Competition for the Expanding Asian Market
In fact, it is quite possible that concerns about agriculture will be pushed aside as the Japan-Australia FTA is promoted by a business community that sees the FTA as ‘necessary for Japan to promote economic integration of the Asia-Pacific’.
At present, China, the US, and Japan are fiercely contesting shares of the rapidly growing Asian market. Since Japan is anyway subordinate to the US, the structure is basically one of confrontation between China on the one hand and the US-Japan coalition on the other. Facing a China that has taken the lead in building an East Asian Community made up of 13 countries (China, Japan, South Korea, and the ten ASEAN countries), the US-Japan coalition plans to add Australia, New Zealand, and India to make a total of 16 countries. The next step would be for the US itself to be included and the community expanded to the 23 countries of APEC. The objective is to weaken the influence of China in the Asian region.

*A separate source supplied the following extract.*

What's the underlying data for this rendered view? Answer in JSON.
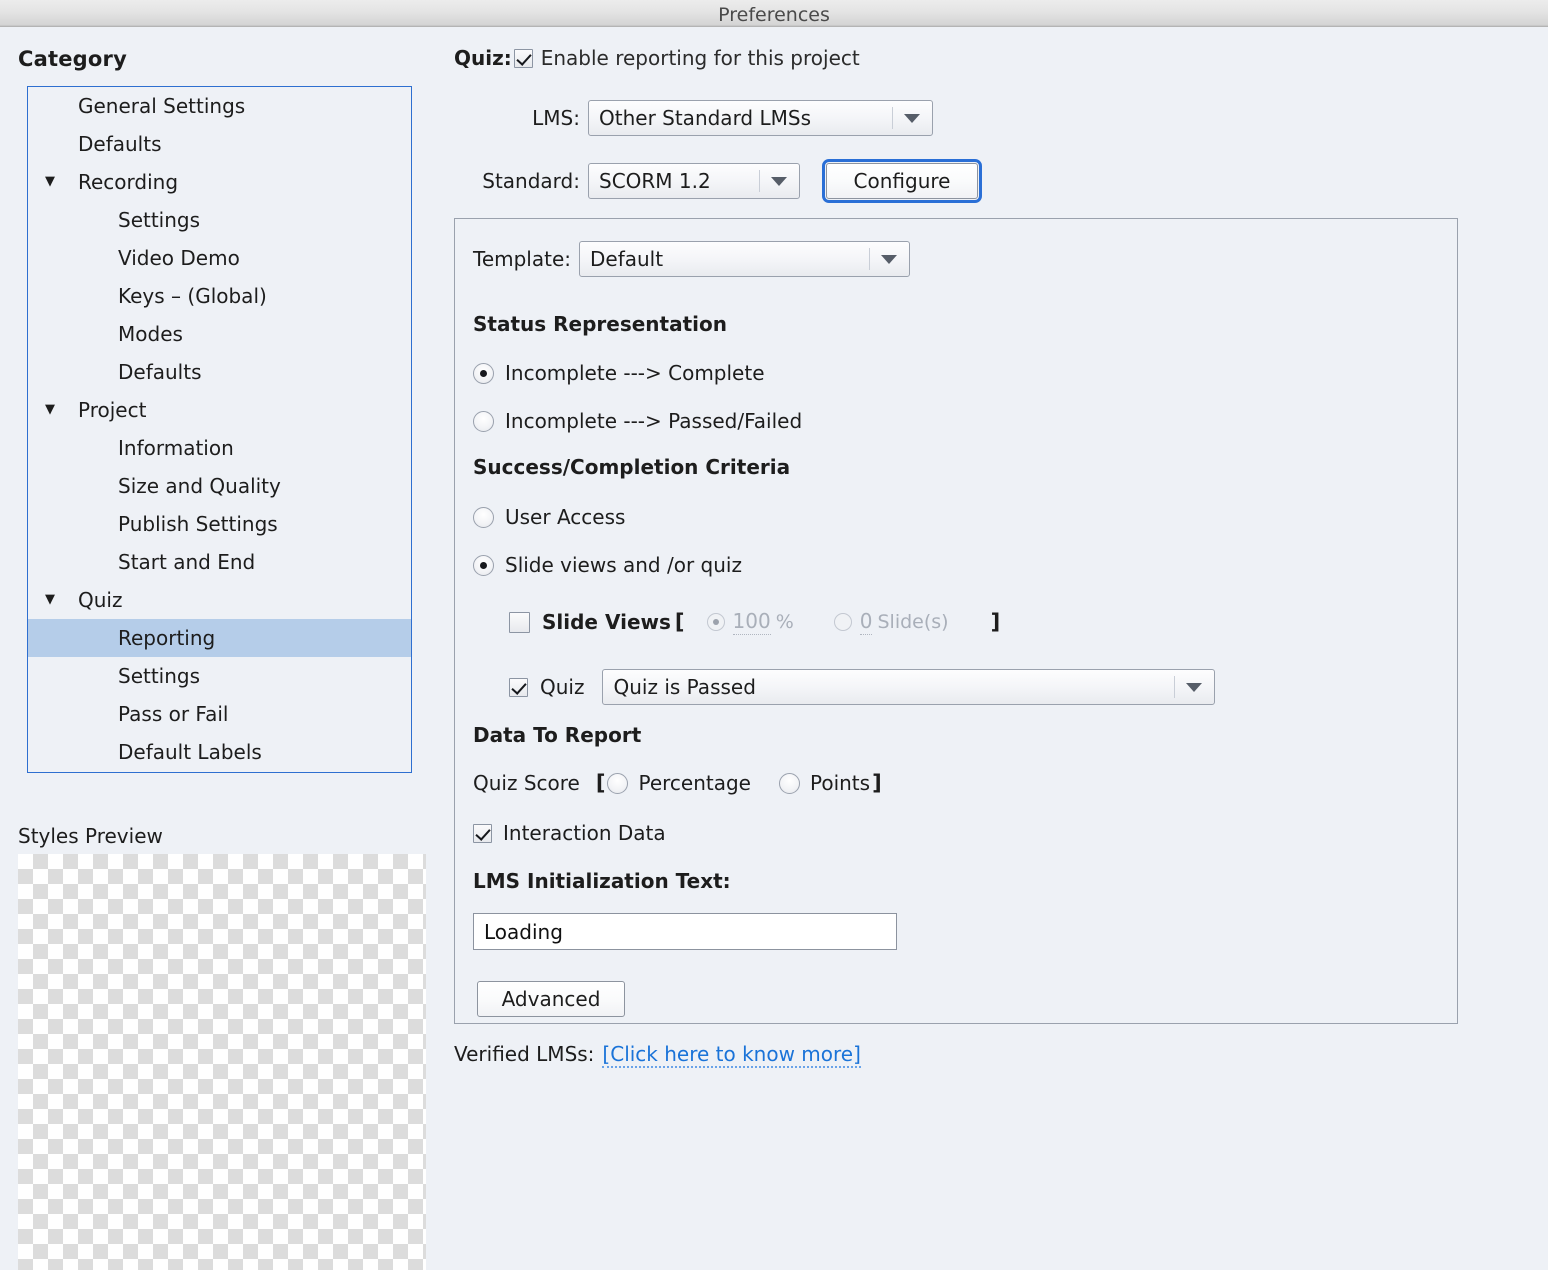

Australia now occupies a key position in the Asian strategy of the US and Japan. The extent to which the US and Japan can capture the rapidly expanding Asian market will depend on their winning over Australia, or, in other words, on getting the Japan-Australia FTA. In that strategic perspective, nothing could seem more trivial than the problem of Japanese agriculture.
The Japanese business community has already begun to insist that an FTA with the USA will follow after that with Australia.
Economic and Military Linkage
Cooperation in the economic sphere is linked to cooperation in terms of security, that is to say, military cooperation. On 13 March 2007, Australian PM John Howard, visiting Japan, reached agreement with Prime Minister Abe Shinzo on starting negotiations towards an Australia-Japan FTA, and at the same time the two Prime Ministers signed a ‘Japan-Australia Joint Declaration on Security Cooperation.’
It was the first time for Japan to issue a comprehensive joint statement on national security with any country other than the US. Australia is allied to the US and its troops serve in Iraq. Japan is also allied to the US. The March ‘Joint Statement’ means that the alliance frame becomes triangular, linking the US, Japan, and Australia. It also means that the frame of collective self-defence that Prime Minister Abe so strongly promotes is greatly widened.
This is consistent with the ‘Armitage Report Mark Two’ which former Deputy Secretary of State Richard Armitage and his colleagues published on 16 February . This Report seeks to have Japan strengthen its anti-China stance by cooperating with Australia and India. It also urges Japan to agree to the right of collective defence, and to ratify a comprehensive free trade agreement with the USA. That is the real point of the Australia-Japan FTA.
Ono Kazuoki is a free-lance journalist specializing in problems of agriculture and food and active in the Asia-wide networking movement against globalization. He is representative of ‘Asian Farmers Exchange Centre’, a leading figure in ‘Grassroots Campaign against WTO and FTA’, and author of many books and articles. This article was published in Nikkan Berita, on 23 April 2007. We are grateful to the author for permission to translate and publish it in this slightly edited version.